This is a follow-up to this question regarding one-space compactifications.
First recall a few definitions. An embedding is a continuous injective map $c:X\to Y$ that gives a homeomorphism from $X$ to its image. A compactification of $X$ is an embedding of $X$ as a dense subset of a compact space $Y$. By identifying $X$ with its image in $Y$ one just needs to extend $X$ to a bigger set $Y$ and give $Y$ a compact topology such that the subspace topology on $X$ coincides with the original topology on $X$.
Let $(X,\tau)$ be a noncompact topological space. A compactification $X^*=X\cup\{\infty\}$
obtained by adding a single point will be called a one-point compactification. (Wikipedia seems to reserve that term for the case of $X$ locally compact Hausdorff. In that case there is a unique Hausdorff one-point compactification of $X$. But I'll use the term more generally for convenience.)
I am interested in finding the range of all possible one-point compactifications of $X$. So find all the ways to give a compact topology to $X^*$ that induces the original topology on $X$. The fact that $X$ is dense in $X^*$ follows automatically because $X$ is not compact, so it cannot be closed in a compact space.
General fact: It is shown in the linked question at the top that every open nbhd of $\infty$ must be the complement in $X^*$ of a closed compact subset of $X$.
I can think of the following different cases of one-point compactifications:
-
The Alexandroff extension of $X$ with topology
$$\tau_1=\tau\cup\{(X\setminus C)\cup\{\infty\}:C\text{ is compact and closed in }X\}\;.$$
Starting with the topology on $X$, we have added as many open nbhds of $\infty$ as possible.
The inclusion map of $X$ into $X^*$ is an open embedding.

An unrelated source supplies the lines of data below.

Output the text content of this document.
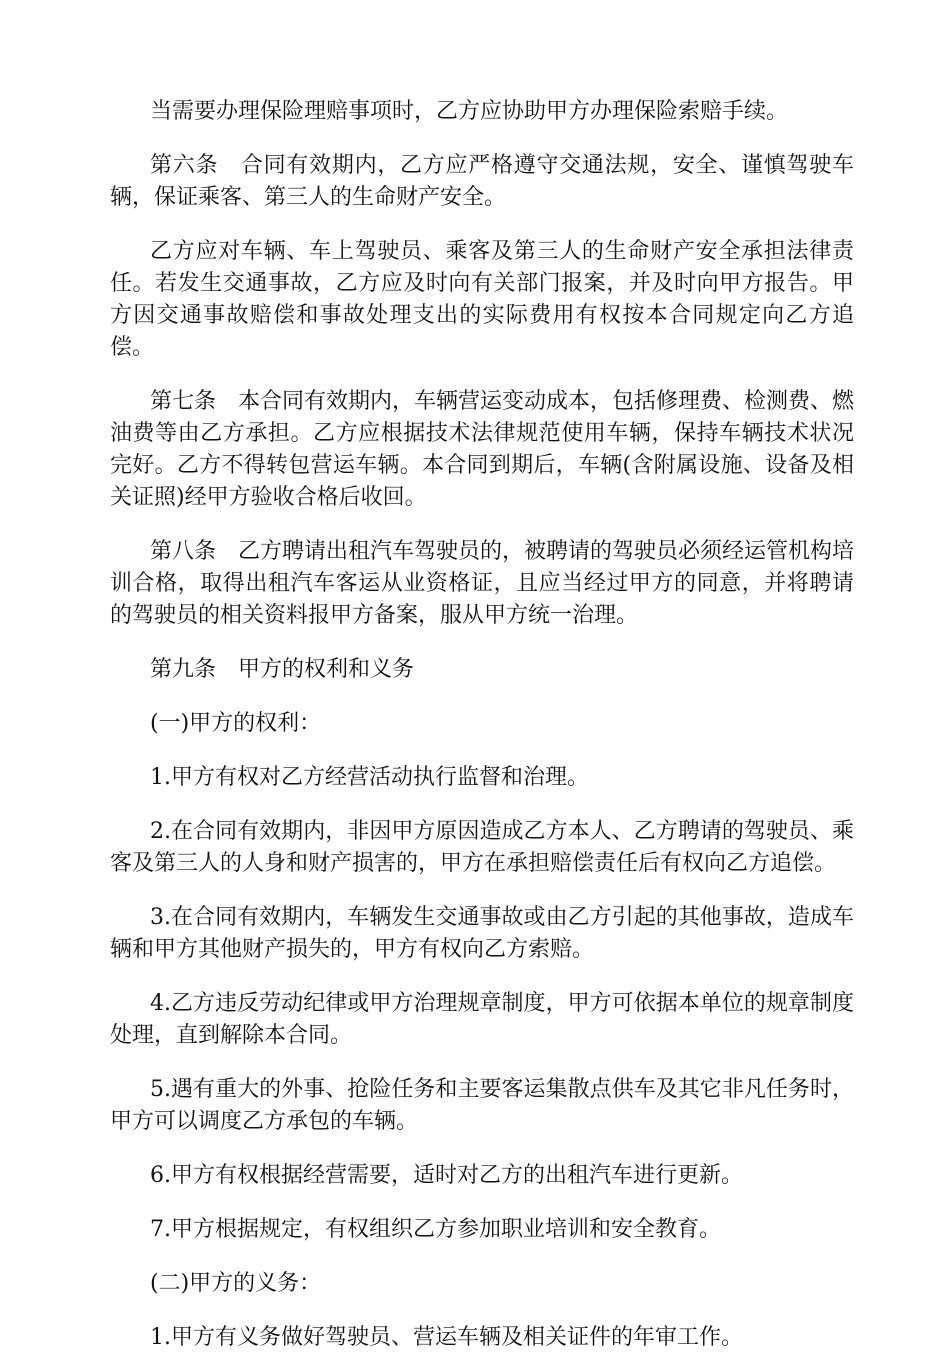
当需要办理保险理赔事项时，乙方应协助甲方办理保险索赔手续。

第六条　合同有效期内，乙方应严格遵守交通法规，安全、谨慎驾驶车辆，保证乘客、第三人的生命财产安全。

乙方应对车辆、车上驾驶员、乘客及第三人的生命财产安全承担法律责任。若发生交通事故，乙方应及时向有关部门报案，并及时向甲方报告。甲方因交通事故赔偿和事故处理支出的实际费用有权按本合同规定向乙方追偿。

第七条　本合同有效期内，车辆营运变动成本，包括修理费、检测费、燃油费等由乙方承担。乙方应根据技术法律规范使用车辆，保持车辆技术状况完好。乙方不得转包营运车辆。本合同到期后，车辆(含附属设施、设备及相关证照)经甲方验收合格后收回。

第八条　乙方聘请出租汽车驾驶员的，被聘请的驾驶员必须经运管机构培训合格，取得出租汽车客运从业资格证，且应当经过甲方的同意，并将聘请的驾驶员的相关资料报甲方备案，服从甲方统一治理。

第九条　甲方的权利和义务

(一)甲方的权利：

1.甲方有权对乙方经营活动执行监督和治理。

2.在合同有效期内，非因甲方原因造成乙方本人、乙方聘请的驾驶员、乘客及第三人的人身和财产损害的，甲方在承担赔偿责任后有权向乙方追偿。

3.在合同有效期内，车辆发生交通事故或由乙方引起的其他事故，造成车辆和甲方其他财产损失的，甲方有权向乙方索赔。

4.乙方违反劳动纪律或甲方治理规章制度，甲方可依据本单位的规章制度处理，直到解除本合同。

5.遇有重大的外事、抢险任务和主要客运集散点供车及其它非凡任务时，甲方可以调度乙方承包的车辆。

6.甲方有权根据经营需要，适时对乙方的出租汽车进行更新。

7.甲方根据规定，有权组织乙方参加职业培训和安全教育。

(二)甲方的义务：

1.甲方有义务做好驾驶员、营运车辆及相关证件的年审工作。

This is the largest topology on $X^*$ with an open embedding. -
The open extension topology given by
$$\tau_2=\tau\cup\{X^*\}\;.$$
Starting with the topology on $X$, we have added a single nbhd of $\infty$, namely the whole space.
The inclusion map is an open embedding. This is the smallest topology on $X^*$ with an open embedding. -
Any topology intermediate between $\tau_1$ and $\tau_2$. $X$ will also be open in $X^*$ and the topology will contain all of $\tau$. For nhbds of $\infty$ one has to pick of suitable subfamily of the complements of all closed compact subsets of $X$. For example, the complements of all finite closed compact subsets, or the complements of all countable closed compact subsets.
These should cover all cases of one-point compactification with an open embedding.
($X$ is open in $X^*$ if and only if the topology on $X^*$ contains all of $\tau$.)
Now is every one-point compactfication of $X$ always an open embedding? Are there examples where $X$ is not open in $X^*$? What are conditions on $X$ that ensure the only one-point compactifications are the ones above?
Side note: One is usually not interested in taking a one-point compactification of a space $X$ that is already compact. But I still find the following observation worth noting. If $X$ is compact, the Alexandroff extension of $X$ will not be a compactification, since $\infty$ is then an isolated point and hence $X$ is not dense in $X^*$. But the open extension topology on $X$ plus one point is always a one-point compactification (with $X$ open in $X^*$).
If $X$ is a one-point space, it has exactly two one-point compactifications. The open extension topology is the Sierpinski space. The other is the two point space with the indiscrete topology, in which case the embedding is not open.
Best Answer
If $X$ is not compact, then every one-point compactification of $X$ is an open embedding. Indeed, suppose $X$ is not open in a one-point compactification $X^*=X\cup\{\infty\}$. This means there is some $x\in X$ such that every open neighborhood of $x$ in $X^*$ contains $\infty$. But then every open neighborhood of $x$ contains a neighborhood of $\infty$, and thus its complement is a compact subset of $X$. Since $X$ is embedded in $X^*$, this means that every open neighborhood of $x$ in $X$ has compact complement. But this implies $X$ is compact, since every open cover of $X$ includes a set which contains $x$, and then the complement of that set is covered by finitely many other sets in the cover.